The referee ordered me into my corner, and he began the count. The other guy got to his feet almost immediately, raising both gloves to show that he could continue the fight. And in fact, the fight resumed, but it was already over. At that point, I had an unbeatable lead, and if my acne-scarred opponent wanted to win, he was going to have to knock me out for the full count. He wasn’t up to that. I kept on circling around him, easily staying out of reach of his lunges and attacks, which were increasingly feeble and frantic, and I kept tapping him with my left until the bell rang, ending the round and the match.
That night, I didn’t get a wink of sleep. I was still a child and that was why I knew, as I would at few other times in my life, what it meant to feel like a man.
I stopped punching.
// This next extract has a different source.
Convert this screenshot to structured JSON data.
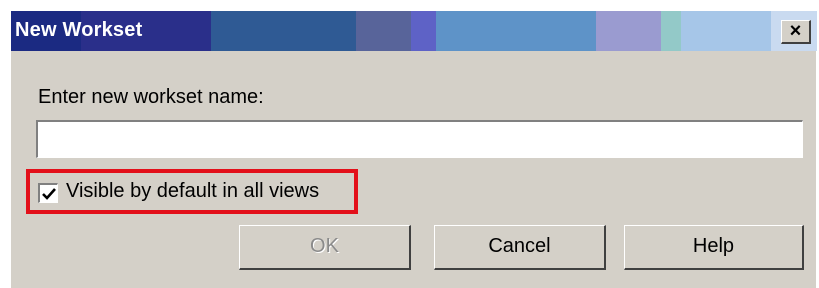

I stood there, face-to-face with Mister Bag, trying to regain control of my breathing, feeling the violent throbbing in my temples, as a desperate, fondness for the man-child I’d been, lying awake in the darkness, wrapped in my blanket, looking forward to what was yet to come, swept over me.
When the swaying of the bag and my own breathing slowed, I shook myself out of that trance.
Nico and the Velvet Underground were singing “I’ll Be Your Mirror.”
“Okay, Mister Bag, I’m going to go take a shower and then I’m going to sleep. I hope. Anyway, it’s always a pleasure to spend a little time with you.”
He nodded, swinging, understanding. He loved me, too, in spite of everything.